On-premise vendors never have to run their own software*. This is by far the largest (and least often anticipated) handicap suffered by on-premise vendors when embarking on the on-demand model. [*OK, maybe some of them 'eat their own dogfood' by using it in-house. But they never really experience it as their customers experience it.] They are in blissful, utter ignorance of just how difficult it is to install and run their own products. They have always imagined that the problems their customers experienced in doing so were due to special factors in each customer's own infrastructure. Such problems never come up when testing in the development labs. But as soon as any vendor becomes a software operator, forced to grapple with the realities of running its own software to achieve a business result, suddenly all those lab certainties disappear, overwhelmed by the fuzzy compromises of the real world.
I was forcefully reminded of this when I read about why SAP said it had delayed the release of its SaaS offering, Business ByDesign. Fellow Enterprise Irregulars reported on the account given by SAP executives at the company's recent SAPPHIRE Orlando conference. It so happens that I'm writing this having arrived today for the European sister show, SAPPHIRE Berlin, where several of us will do some further probing [disclosure: SAP has paid my travel costs to be mere]. Co-CEO Léo Apotheker, who some of us met with this morning, says that any new project starts out with assumptions that turn out to be incorrect. "Fine, you change them." But I'd argue that shifting to SaaS throws up more issues of much more significance than you'd get in the average new product development project. You're not simply creating another software product, you're grappling with all the operational headaches of running business software reliably and at scale, while working out how to deliver it within a completely new business model. Any SaaS stalwart will tell you how steep that learning curve is.
Indeed, many of us in the SaaS world had an 'I-told-you-so' moment when we read of the reasons for the slippage in Business ByDesign's release schedule. "The initial deployments showed unique customer configuration and other issues they had not anticipated in the labs," wrote fellow-EI Vinnie Mirchandani from Orlando. Brian Sommer expanded in robust style:
"SAP executives admitted that their new on-demand solution encountered challenges the company had previously never encountered. First, SaaS was an entirely new space. Second, the company couldn't fully 'leverage their 35 year experience' in application software as these customers were not the typical SAP customer and the solution would be used differently than its prior on-premise solutions. One SAP executive said they 'thought they knew this market' but that wasn't exactly true. Lastly, their development staff was caught by surprise as they did not have the same level of control with this product as they have had with other product lines."

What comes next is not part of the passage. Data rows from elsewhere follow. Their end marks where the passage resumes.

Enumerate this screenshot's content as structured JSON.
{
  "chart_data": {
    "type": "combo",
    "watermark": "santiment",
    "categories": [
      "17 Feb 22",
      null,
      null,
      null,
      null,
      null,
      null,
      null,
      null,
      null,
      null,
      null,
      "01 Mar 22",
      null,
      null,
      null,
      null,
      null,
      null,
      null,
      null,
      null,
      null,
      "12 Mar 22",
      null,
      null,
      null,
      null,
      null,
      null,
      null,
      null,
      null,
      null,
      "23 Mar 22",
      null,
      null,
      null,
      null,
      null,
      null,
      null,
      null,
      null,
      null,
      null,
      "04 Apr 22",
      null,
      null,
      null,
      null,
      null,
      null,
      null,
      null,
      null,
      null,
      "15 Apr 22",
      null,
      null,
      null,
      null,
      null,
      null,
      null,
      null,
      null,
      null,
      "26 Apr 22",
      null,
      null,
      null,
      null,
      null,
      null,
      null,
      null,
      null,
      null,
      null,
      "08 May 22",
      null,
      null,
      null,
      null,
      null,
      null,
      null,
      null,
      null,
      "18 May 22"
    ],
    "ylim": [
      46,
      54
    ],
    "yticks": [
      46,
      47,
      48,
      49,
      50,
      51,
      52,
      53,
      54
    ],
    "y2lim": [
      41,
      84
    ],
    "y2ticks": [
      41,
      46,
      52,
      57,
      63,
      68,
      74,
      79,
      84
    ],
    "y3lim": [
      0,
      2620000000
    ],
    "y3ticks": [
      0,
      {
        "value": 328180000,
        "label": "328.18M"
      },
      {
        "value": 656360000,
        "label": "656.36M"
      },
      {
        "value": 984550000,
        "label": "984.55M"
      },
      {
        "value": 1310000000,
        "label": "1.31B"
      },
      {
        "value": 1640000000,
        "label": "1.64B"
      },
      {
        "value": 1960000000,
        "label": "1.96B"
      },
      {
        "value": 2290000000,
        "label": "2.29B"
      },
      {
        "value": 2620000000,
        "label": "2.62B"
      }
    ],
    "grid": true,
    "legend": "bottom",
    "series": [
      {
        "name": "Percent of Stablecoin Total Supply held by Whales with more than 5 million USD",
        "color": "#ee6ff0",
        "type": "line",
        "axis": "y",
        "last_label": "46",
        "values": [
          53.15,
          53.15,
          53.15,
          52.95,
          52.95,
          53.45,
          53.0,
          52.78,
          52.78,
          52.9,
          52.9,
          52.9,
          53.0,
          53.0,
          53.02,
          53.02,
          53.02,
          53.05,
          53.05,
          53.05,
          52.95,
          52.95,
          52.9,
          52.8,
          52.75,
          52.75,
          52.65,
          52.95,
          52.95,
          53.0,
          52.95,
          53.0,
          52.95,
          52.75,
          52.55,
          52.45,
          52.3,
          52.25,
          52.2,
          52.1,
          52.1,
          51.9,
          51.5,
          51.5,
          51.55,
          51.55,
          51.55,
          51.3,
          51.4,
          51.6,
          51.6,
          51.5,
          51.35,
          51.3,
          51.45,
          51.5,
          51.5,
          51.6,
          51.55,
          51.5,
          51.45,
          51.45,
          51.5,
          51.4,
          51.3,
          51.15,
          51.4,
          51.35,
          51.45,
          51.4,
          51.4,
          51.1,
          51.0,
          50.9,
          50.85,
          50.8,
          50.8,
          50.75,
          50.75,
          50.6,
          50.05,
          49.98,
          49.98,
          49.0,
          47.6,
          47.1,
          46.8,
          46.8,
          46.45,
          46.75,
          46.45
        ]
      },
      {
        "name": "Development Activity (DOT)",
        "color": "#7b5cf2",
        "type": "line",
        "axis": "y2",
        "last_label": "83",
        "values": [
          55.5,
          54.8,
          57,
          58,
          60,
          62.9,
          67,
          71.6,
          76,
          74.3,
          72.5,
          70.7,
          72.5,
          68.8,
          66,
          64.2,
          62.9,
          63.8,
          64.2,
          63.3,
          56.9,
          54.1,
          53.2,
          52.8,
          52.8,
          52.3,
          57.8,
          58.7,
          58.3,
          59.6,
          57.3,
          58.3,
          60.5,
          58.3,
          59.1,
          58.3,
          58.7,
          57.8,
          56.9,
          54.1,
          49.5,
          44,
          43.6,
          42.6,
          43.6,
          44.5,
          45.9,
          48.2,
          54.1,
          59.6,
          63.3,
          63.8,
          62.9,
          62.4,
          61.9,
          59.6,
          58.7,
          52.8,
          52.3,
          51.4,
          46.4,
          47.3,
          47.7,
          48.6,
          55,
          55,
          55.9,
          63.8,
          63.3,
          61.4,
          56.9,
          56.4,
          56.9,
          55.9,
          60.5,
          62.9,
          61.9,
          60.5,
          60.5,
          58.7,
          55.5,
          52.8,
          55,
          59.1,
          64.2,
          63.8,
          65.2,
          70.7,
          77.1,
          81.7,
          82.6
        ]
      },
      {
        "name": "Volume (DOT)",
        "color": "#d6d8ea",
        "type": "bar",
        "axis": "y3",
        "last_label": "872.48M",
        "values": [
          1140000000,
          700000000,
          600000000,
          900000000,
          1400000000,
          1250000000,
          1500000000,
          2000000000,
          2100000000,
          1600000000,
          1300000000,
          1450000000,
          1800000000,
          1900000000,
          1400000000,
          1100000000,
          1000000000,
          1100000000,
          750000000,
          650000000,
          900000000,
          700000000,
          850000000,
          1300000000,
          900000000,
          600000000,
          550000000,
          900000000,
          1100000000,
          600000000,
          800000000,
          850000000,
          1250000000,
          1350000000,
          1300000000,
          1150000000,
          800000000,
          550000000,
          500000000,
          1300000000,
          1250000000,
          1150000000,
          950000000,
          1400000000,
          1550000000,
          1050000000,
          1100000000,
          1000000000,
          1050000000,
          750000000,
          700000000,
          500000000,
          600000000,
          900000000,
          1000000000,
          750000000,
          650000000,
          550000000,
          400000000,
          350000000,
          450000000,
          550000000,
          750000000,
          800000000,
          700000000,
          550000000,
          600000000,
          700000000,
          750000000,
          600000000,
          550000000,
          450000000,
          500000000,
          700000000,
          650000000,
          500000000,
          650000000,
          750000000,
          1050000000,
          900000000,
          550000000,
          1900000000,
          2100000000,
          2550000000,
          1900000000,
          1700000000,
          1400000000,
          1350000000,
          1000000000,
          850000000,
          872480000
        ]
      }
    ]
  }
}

Another EI, Charlie Wood added further detail:
"In private sessions with the Enterprise Irregulars yesterday, SAP co-CEO's Henning Kagermann and Léo Apotheker blamed the delay on unexpected scalability and operational issues and, interestingly, labor costs. Apparently the on-boarding and upgrade processes are largely manual, making them not only labor-intensive but also error-prone. Also intriguing was Dr. Kagermann's assertion that the next version of NetWeaver will help alleviate some of the problems."
That reference to NetWeaver highlights another area of conflict for conventional software vendors. Business ByDesign is built on SAP's NetWeaver platform and it needs to migrate to the new 7.1 release to resolve some of those automation issues. No wonder the development staff were complaining of lack of control. Instead of being able to move ahead on their own initiative to resolve those problems as soon as they were encountered, they've had to wait in line for a separate team serving SAP's on-premise customer base to deliver those much-needed platform improvements (and then adapt them to their own needs).
At this rate, Business ByDesign is turning into a masterclass in how SaaS innovation can never thrive inside a conventional software company. Its developers started out grossly underestimating the scale of the task ahead of them. Now that they've started to understand what they're up against, they're being starved of development resources and marketing spend. Apotheker told us this morning that knocking back Business ByDesign's schedule by 18 months didn't matter "because the rest of the business is really delivering well." Meanwhile, SAP's top management seems more interested in feeding back innovations from the Business ByDesign team back into its on-premise products than in accelerating the SaaS offering as fast as it can go.
From their perspective, the mission is far wider than SaaS. "Traditional software wasn't good enough," Apotheker freely admitted this morning. "There were too many issues around getting it to scale to the next level." SAP believes that solving those issues for SaaS is merely a part of solving them for all software, whether delivered as a service or implemented on-premise. "It is not about SaaS as the next level," he said. "It is about how do you get software to a point where it is perfect, you can consume it any way you want."